Saturday, October 29, 2011

beef & barley

We're a little low on (okay...almost completely out of) groceries. But I really wanted dinner to be waiting for us after church tonight. And I had some beef tips in the freezer, a few carrots in the fridge, and a semi-well-stocked pantry,....so... this afternoon, I put the slow-cooker and the bread machine to work.

Beef & Barley
Beef tips (for stew), browned
2 carrots, chopped
1 onion, chopped
8 garlic cloves pressed
1 cup dry barley
3 cups beef broth
14.5 oz canned tomatoes (with Italian seasoning)
1 1/2 cups water
garlic powder (to taste)
salt (to taste)
pepper (to taste)

with Honey Whole Wheat Bread in the bread machine.

As soon as we stepped inside the house tonight, Maya turned around with big eyes and said to me, "It smells SO GOOD in here!!!" and added a few seconds later..."Home. Sweet. Home!"

We're all excited for left-overs for lunch tomorrow.





Sunday, October 23, 2011

Our Little House



When Laura left home to take her first teaching assignment, she stayed with the Brewster family in a town 12 miles away. Every night of her stay was miserable, awkward, cold, and sometimes frightening. The Brewster family was very unhappy, their child neglected, their home a mess, and their words were always bitter and angry. Sometimes there was cold silence for evenings on end, broken only by loud arguments and hateful words screamed all night long.
Although Laura never told anyone about her miserable lodgings, Almanzo came to the little school every Friday to bring Laura home for the weekend. She realized, as she left one world and entered another, that her home was warm and safe because of the love and kindness that her family had for one another. There were no angry words, no selfish complaints, no sharp arguments. Everyone did a great deal of work to provide for one another. The chores were hard and never ending, but everyone helped each other willingly with love and gratitude.
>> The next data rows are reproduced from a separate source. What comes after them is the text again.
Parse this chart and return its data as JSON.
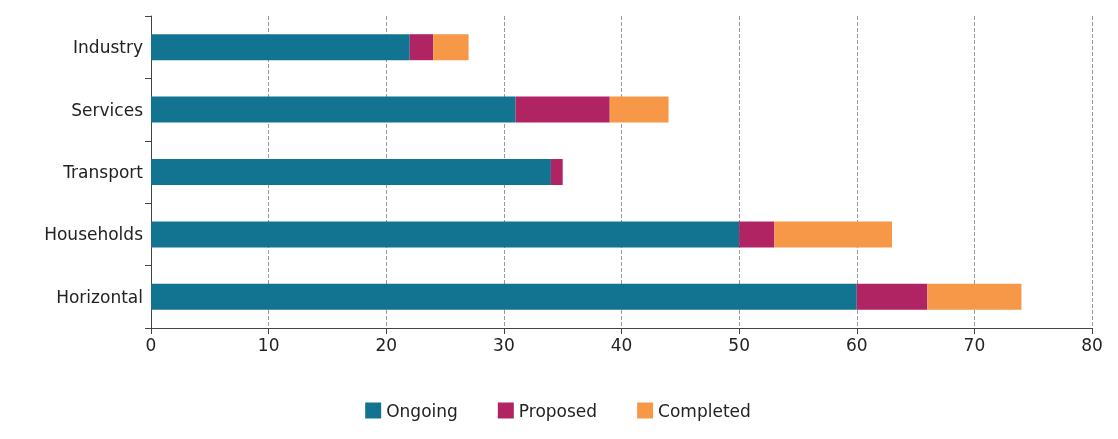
{
  "chart_data": {
    "type": "bar",
    "orientation": "horizontal",
    "stacked": true,
    "categories": [
      "Industry",
      "Services",
      "Transport",
      "Households",
      "Horizontal"
    ],
    "series": [
      {
        "name": "Ongoing",
        "color": "#127491",
        "values": [
          22,
          31,
          34,
          50,
          60
        ]
      },
      {
        "name": "Proposed",
        "color": "#b12464",
        "values": [
          2,
          8,
          1,
          3,
          6
        ]
      },
      {
        "name": "Completed",
        "color": "#f79849",
        "values": [
          3,
          5,
          0,
          10,
          8
        ]
      }
    ],
    "xlim": [
      0,
      80
    ],
    "xticks": [
      0,
      10,
      20,
      30,
      40,
      50,
      60,
      70,
      80
    ],
    "grid": "x",
    "legend": "bottom"
  }
}
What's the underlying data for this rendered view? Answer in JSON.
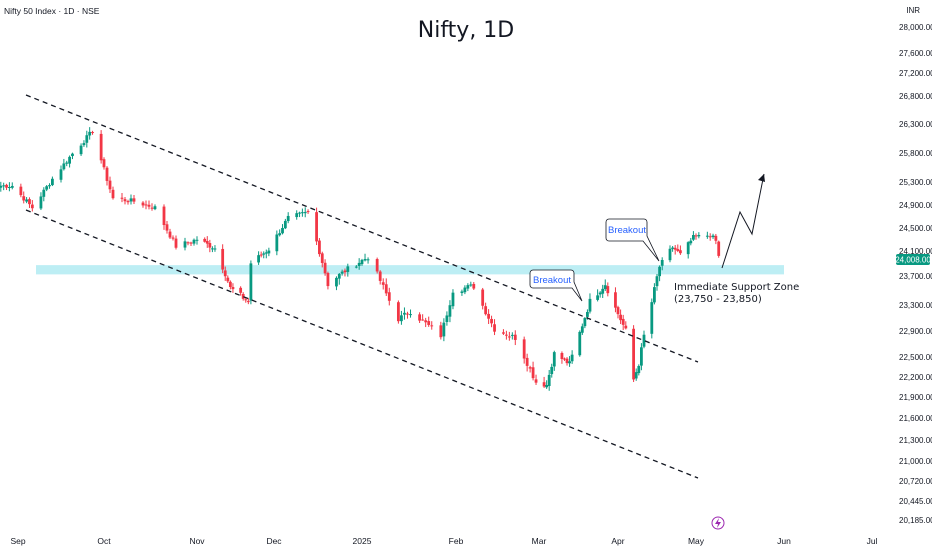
{
  "header": {
    "symbol_line": "Nifty 50 Index · 1D · NSE",
    "currency": "INR"
  },
  "chart_data": {
    "type": "candlestick",
    "title": "Nifty, 1D",
    "y_ticks": [
      28000,
      27600,
      27200,
      26800,
      26300,
      25800,
      25300,
      24900,
      24500,
      24100,
      23700,
      23300,
      22900,
      22500,
      22200,
      21900,
      21600,
      21300,
      21000,
      20720,
      20445,
      20185
    ],
    "y_tick_labels": [
      "28,000.00",
      "27,600.00",
      "27,200.00",
      "26,800.00",
      "26,300.00",
      "25,800.00",
      "25,300.00",
      "24,900.00",
      "24,500.00",
      "24,100.00",
      "23,700.00",
      "23,300.00",
      "22,900.00",
      "22,500.00",
      "22,200.00",
      "21,900.00",
      "21,600.00",
      "21,300.00",
      "21,000.00",
      "20,720.00",
      "20,445.00",
      "20,185.00"
    ],
    "x_labels": [
      "Sep",
      "Oct",
      "Nov",
      "Dec",
      "2025",
      "Feb",
      "Mar",
      "Apr",
      "May",
      "Jun",
      "Jul"
    ],
    "last_price_label": "24,008.00",
    "last_price": 24008,
    "support_zone": {
      "low": 23750,
      "high": 23850,
      "label_line1": "Immediate Support Zone",
      "label_line2": "(23,750 - 23,850)"
    },
    "annotations": [
      "Breakout",
      "Breakout"
    ],
    "anchors": [
      {
        "d": "2024-08-30",
        "c": 25236
      },
      {
        "d": "2024-09-06",
        "c": 24852
      },
      {
        "d": "2024-09-13",
        "c": 25356
      },
      {
        "d": "2024-09-20",
        "c": 25790
      },
      {
        "d": "2024-09-27",
        "c": 26178
      },
      {
        "d": "2024-10-04",
        "c": 25014
      },
      {
        "d": "2024-10-11",
        "c": 24964
      },
      {
        "d": "2024-10-18",
        "c": 24854
      },
      {
        "d": "2024-10-25",
        "c": 24180
      },
      {
        "d": "2024-11-01",
        "c": 24304
      },
      {
        "d": "2024-11-08",
        "c": 24148
      },
      {
        "d": "2024-11-14",
        "c": 23532
      },
      {
        "d": "2024-11-21",
        "c": 23349
      },
      {
        "d": "2024-11-22",
        "c": 23907
      },
      {
        "d": "2024-11-29",
        "c": 24131
      },
      {
        "d": "2024-12-06",
        "c": 24677
      },
      {
        "d": "2024-12-13",
        "c": 24768
      },
      {
        "d": "2024-12-20",
        "c": 23587
      },
      {
        "d": "2024-12-27",
        "c": 23813
      },
      {
        "d": "2025-01-03",
        "c": 24004
      },
      {
        "d": "2025-01-13",
        "c": 23085
      },
      {
        "d": "2025-01-17",
        "c": 23203
      },
      {
        "d": "2025-01-27",
        "c": 22829
      },
      {
        "d": "2025-01-31",
        "c": 23508
      },
      {
        "d": "2025-02-07",
        "c": 23559
      },
      {
        "d": "2025-02-14",
        "c": 22929
      },
      {
        "d": "2025-02-21",
        "c": 22795
      },
      {
        "d": "2025-02-28",
        "c": 22124
      },
      {
        "d": "2025-03-04",
        "c": 22082
      },
      {
        "d": "2025-03-07",
        "c": 22552
      },
      {
        "d": "2025-03-13",
        "c": 22397
      },
      {
        "d": "2025-03-21",
        "c": 23350
      },
      {
        "d": "2025-03-27",
        "c": 23591
      },
      {
        "d": "2025-04-01",
        "c": 23165
      },
      {
        "d": "2025-04-04",
        "c": 22904
      },
      {
        "d": "2025-04-07",
        "c": 22161
      },
      {
        "d": "2025-04-09",
        "c": 22399
      },
      {
        "d": "2025-04-11",
        "c": 22828
      },
      {
        "d": "2025-04-17",
        "c": 23851
      },
      {
        "d": "2025-04-22",
        "c": 24167
      },
      {
        "d": "2025-04-25",
        "c": 24039
      },
      {
        "d": "2025-04-30",
        "c": 24334
      },
      {
        "d": "2025-05-06",
        "c": 24379
      },
      {
        "d": "2025-05-08",
        "c": 24273
      },
      {
        "d": "2025-05-09",
        "c": 24008
      }
    ]
  }
}
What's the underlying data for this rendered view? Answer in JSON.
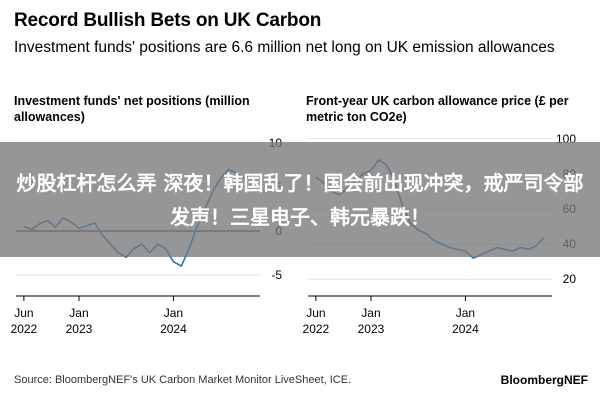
{
  "header": {
    "title": "Record Bullish Bets on UK Carbon",
    "subtitle": "Investment funds' positions are 6.6 million net long on UK emission allowances"
  },
  "overlay_text": "炒股杠杆怎么弄 深夜！韩国乱了！国会前出现冲突，戒严司令部发声！三星电子、韩元暴跌！",
  "footer": {
    "source": "Source: BloombergNEF's UK Carbon Market Monitor LiveSheet, ICE.",
    "brand": "BloombergNEF"
  },
  "colors": {
    "line": "#1976d2",
    "axis": "#000000",
    "overlay": "#787878"
  },
  "chart_data": [
    {
      "type": "line",
      "title": "Investment funds' net positions (million allowances)",
      "x_ticks": [
        {
          "date": "2022-06",
          "label": "Jun\n2022"
        },
        {
          "date": "2023-01",
          "label": "Jan\n2023"
        },
        {
          "date": "2024-01",
          "label": "Jan\n2024"
        }
      ],
      "y_ticks": [
        10,
        5,
        0,
        -5
      ],
      "ylim": [
        -6.5,
        11.5
      ],
      "y_axis_side": "right",
      "series": [
        {
          "color": "#1976d2",
          "x": [
            "2022-06",
            "2022-07",
            "2022-08",
            "2022-09",
            "2022-10",
            "2022-11",
            "2022-12",
            "2023-01",
            "2023-02",
            "2023-03",
            "2023-04",
            "2023-05",
            "2023-06",
            "2023-07",
            "2023-08",
            "2023-09",
            "2023-10",
            "2023-11",
            "2023-12",
            "2024-01",
            "2024-02",
            "2024-03",
            "2024-04",
            "2024-05",
            "2024-06",
            "2024-07",
            "2024-08",
            "2024-09",
            "2024-10",
            "2024-11"
          ],
          "y": [
            0.5,
            0.2,
            0.8,
            1.2,
            0.4,
            1.5,
            1.0,
            0.3,
            0.6,
            0.9,
            -0.5,
            -1.5,
            -2.5,
            -3.0,
            -2.0,
            -1.5,
            -2.5,
            -1.5,
            -2.0,
            -3.5,
            -4.0,
            -2.0,
            0.5,
            2.5,
            4.5,
            6.0,
            7.0,
            6.6,
            6.0,
            6.6
          ]
        }
      ]
    },
    {
      "type": "line",
      "title": "Front-year UK carbon allowance price (£ per metric ton CO2e)",
      "x_ticks": [
        {
          "date": "2022-06",
          "label": "Jun\n2022"
        },
        {
          "date": "2023-01",
          "label": "Jan\n2023"
        },
        {
          "date": "2024-01",
          "label": "Jan\n2024"
        }
      ],
      "y_ticks": [
        100,
        80,
        60,
        40,
        20
      ],
      "ylim": [
        15,
        105
      ],
      "y_axis_side": "right",
      "series": [
        {
          "color": "#1976d2",
          "x": [
            "2022-06",
            "2022-07",
            "2022-08",
            "2022-09",
            "2022-10",
            "2022-11",
            "2022-12",
            "2023-01",
            "2023-02",
            "2023-03",
            "2023-04",
            "2023-05",
            "2023-06",
            "2023-07",
            "2023-08",
            "2023-09",
            "2023-10",
            "2023-11",
            "2023-12",
            "2024-01",
            "2024-02",
            "2024-03",
            "2024-04",
            "2024-05",
            "2024-06",
            "2024-07",
            "2024-08",
            "2024-09",
            "2024-10",
            "2024-11"
          ],
          "y": [
            78,
            75,
            70,
            68,
            72,
            76,
            80,
            82,
            88,
            85,
            76,
            62,
            52,
            48,
            46,
            42,
            40,
            38,
            37,
            36,
            32,
            34,
            36,
            38,
            37,
            36,
            38,
            37,
            39,
            44
          ]
        }
      ]
    }
  ]
}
I wonder how much, if any, of this story is fiction. It doesn't really matter. I still love the contrasting pictures of family life.

And I use the images of the two women, Mrs. Brewster and Ma Ingalls to remind myself of the kind of mother I want my girls to remember. The kind of home I want to build. The sort of memories I want my daughters to have of how they felt...when they were home.

I have to admit, I also use the story to teach my girls about the effects of their words too. When I hear them yelling, arguing, whining, I sometimes ask "What kind of words do we want to fill our home with?"

I'm just waiting for the day when they turn around and ask me that same question.

Thursday, October 20, 2011

C.S. Lewis...in the role of "Uncle Screwtape"

Screwtape...on tape...in my car. Horrifying and funny. Makes the "real world" outside my car... seem very different. Far more poignant now than the first time I read it as a teenager.

"Aggravate that most useful human characteristic, the horror and neglect of the obvious. You must bring him to a condition in which he can practice self-examination for an hour without discovering any of those facts about himself which are perfectly clear to anyone who has ever lived in the same house with him or worked in the same office."

"Do what you will, there is going to be some benevolence, as well as some malice, in your patient's soul. The great thing is to direct the malice to his immediate neighbours whom he meets every day and to thrust his benevolence out to the remote circumference, to people he does not know. The malice thus become wholly real and the benevolence largely imaginary."

“The Enemy (God) wants him, in the end, to be so free from any bias in his own favour that he can rejoice in his own talents as frankly and gratefully as in his neighbour’s talents-or in a sunrise, an elephant, or a waterfall.”

“The characteristic of pains and pleasures is that they are unmistakably real, and therefore, as far as they go, give the man who feels them a touchstone of reality.”

Friday, October 07, 2011

In second grade violin class...

...we've been spending our first few weeks "getting to know the violin" and "getting to know the bow"...separately.

We know the parts of the violin and how to put it away in its case and how to take good care of it. We practice holding the violin in shoulder position...plucking the strings, learning their names and sounds.

We've also met the bow. We've practiced carefully removing the bow from the case, tightening and loosening the horse hair, rosining the bow. We've even practiced holding the bow correctly.

But every time I see a group of second graders in the hall or at recess they ask, "Do we get to play them together yet? Can the violin and bow meet now???"

This week, one second grader raised his hand and said thoughtfully (and innocently, I should add),

"Mrs. Corbin, even though the bow and the violin have
never even met,
they've been sleeping together all this time!"